Zuflucht im günstigen Love Hotel
Notiert in Tokio
Zuflucht im günstigen Love Hotel
Von Martin Fritz
Wo kann man in Tokio preiswert übernachten? „Das Abflugterminal des Flughafens Haneda ist gut“, erzählte ein 45-jähriger Manager aus Osaka dem Boulevard-Magazin „Spa“ im Dezember. „Die höchste Übernachtungszulage für Geschäftsreisen in unserer Firma beträgt 18.000 Yen (111 Euro) pro Nacht – nicht schlecht im Vergleich zu den maximal 10.900 Yen (67 Euro) pro Nacht für mittlere Regierungsangestellte – nur dass ich in Tokio noch nie ein Zimmer zu diesem Preis gefunden habe“, berichtete der Manager. Der durchschnittliche Übernachtungspreis in Tokio erreicht im Oktober den Rekordstand von 18.965 Yen (117 Euro), knapp 60% mehr als vor dem Ausbruch der Corona-Pandemie.
Zimmerpreise explodierten
Der Geheimtipp mit dem Flughafen hat sich allerdings schon längst herumgesprochen. Während die Bahnhöfe in Japan nachts schließen, weil zwischen 1 und 4.30 Uhr keine Züge verkehren, sind die drei Terminals des Flughafens Tokio-Haneda in relativer Innenstadtnähe rund um die Uhr geöffnet. Die Stühle in den Wartehallen sind einladend bequem gepolstert und daher in den Nachtstunden nicht nur von wartenden Passagieren komplett belegt, Toiletten (umsonst) und Duschen (günstig) gibt es auch.

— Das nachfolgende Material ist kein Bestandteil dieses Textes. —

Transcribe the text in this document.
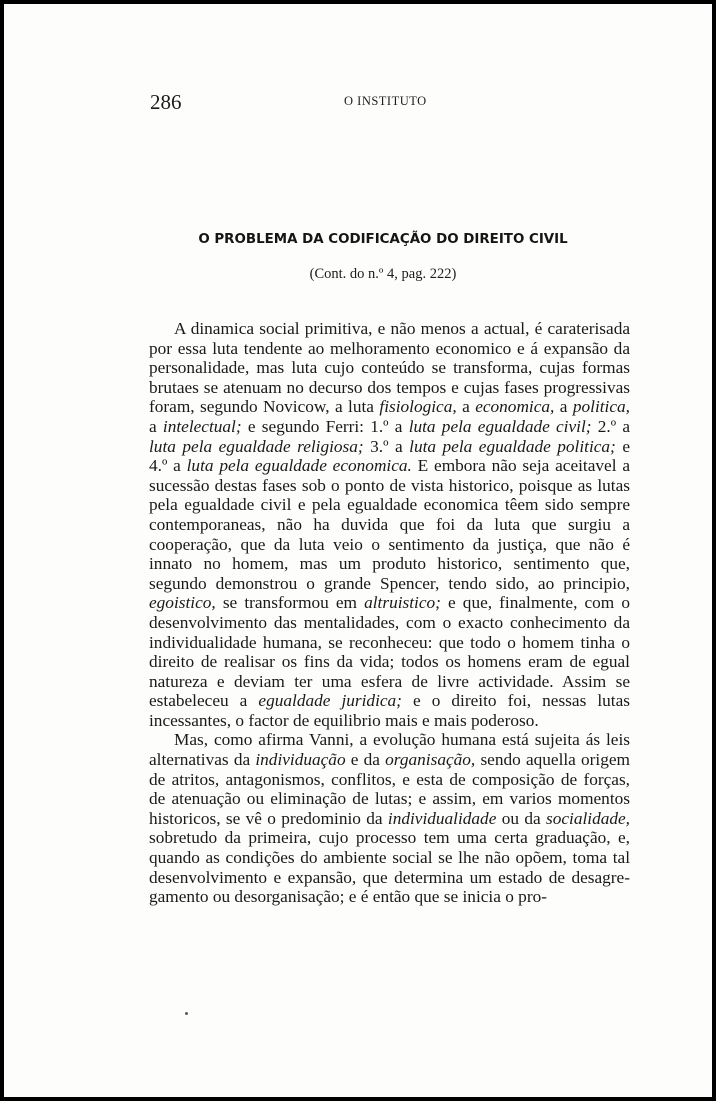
286	O INSTITUTO
O PROBLEMA DA CODIFICAÇÃO DO DIREITO CIVIL
(Cont. do n.º 4, pag. 222)

A dinamica social primitiva, e não menos a actual, é caraterisada por essa luta tendente ao melhoramento economico e á expansão da personalidade, mas luta cujo conteúdo se transforma, cujas formas brutaes se atenuam no decurso dos tempos e cujas fases progressivas foram, segundo Novicow, a luta fisiologica, a economica, a politica, a intelectual; e segundo Ferri: 1.º a luta pela egualdade civil; 2.º a luta pela egualdade religiosa; 3.º a luta pela egualdade politica; e 4.º a luta pela egualdade economica. E embora não seja aceitavel a sucessão destas fases sob o ponto de vista historico, poisque as lutas pela egualdade civil e pela egualdade economica têem sido sempre contemporaneas, não ha duvida que foi da luta que surgiu a cooperação, que da luta veio o sentimento da justiça, que não é innato no homem, mas um produto historico, sentimento que, segundo demonstrou o grande Spencer, tendo sido, ao principio, egoistico, se transformou em altruistico; e que, finalmente, com o desenvolvimento das mentalidades, com o exacto conhecimento da individualidade humana, se reconheceu: que todo o homem tinha o direito de realisar os fins da vida; todos os homens eram de egual natureza e deviam ter uma esfera de livre actividade. Assim se estabeleceu a egualdade juridica; e o direito foi, nessas lutas incessantes, o factor de equilibrio mais e mais poderoso.

Mas, como afirma Vanni, a evolução humana está sujeita ás leis alternativas da individuação e da organisação, sendo aquella origem de atritos, antagonismos, conflitos, e esta de composição de forças, de atenuação ou eliminação de lutas; e assim, em varios momentos historicos, se vê o predominio da individualidade ou da socialidade, sobretudo da primeira, cujo processo tem uma certa graduação, e, quando as condições do ambiente social se lhe não opõem, toma tal desenvolvimento e expansão, que determina um estado de desagregamento ou desorganisação; e é então que se inicia o pro-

Trotz des Siegeszugs von Teams, Zoom und anderen Videokonferenz-Apps bevorzugen japanische Geschäftsleute immer noch persönliche Kontakte und reisen für diese Treffen viel. In Metropolen wie Tokio, Osaka und Nagoya und in vielen Großstädten entstand für diesen Bedarf extra die Kategorie der „Business-Hotels“. Die winzigen Zimmer sind nur mit Bett, Bad und Fernseher ausgestattet (einzige Annehmlichkeit: eine Wegwerf-Zahnbürste mit Zahnpasta-Tübchen). Daher kostete ein Zimmer selbst in Tokio früher nur 5.000 bis 10.000 Yen (60 Euro).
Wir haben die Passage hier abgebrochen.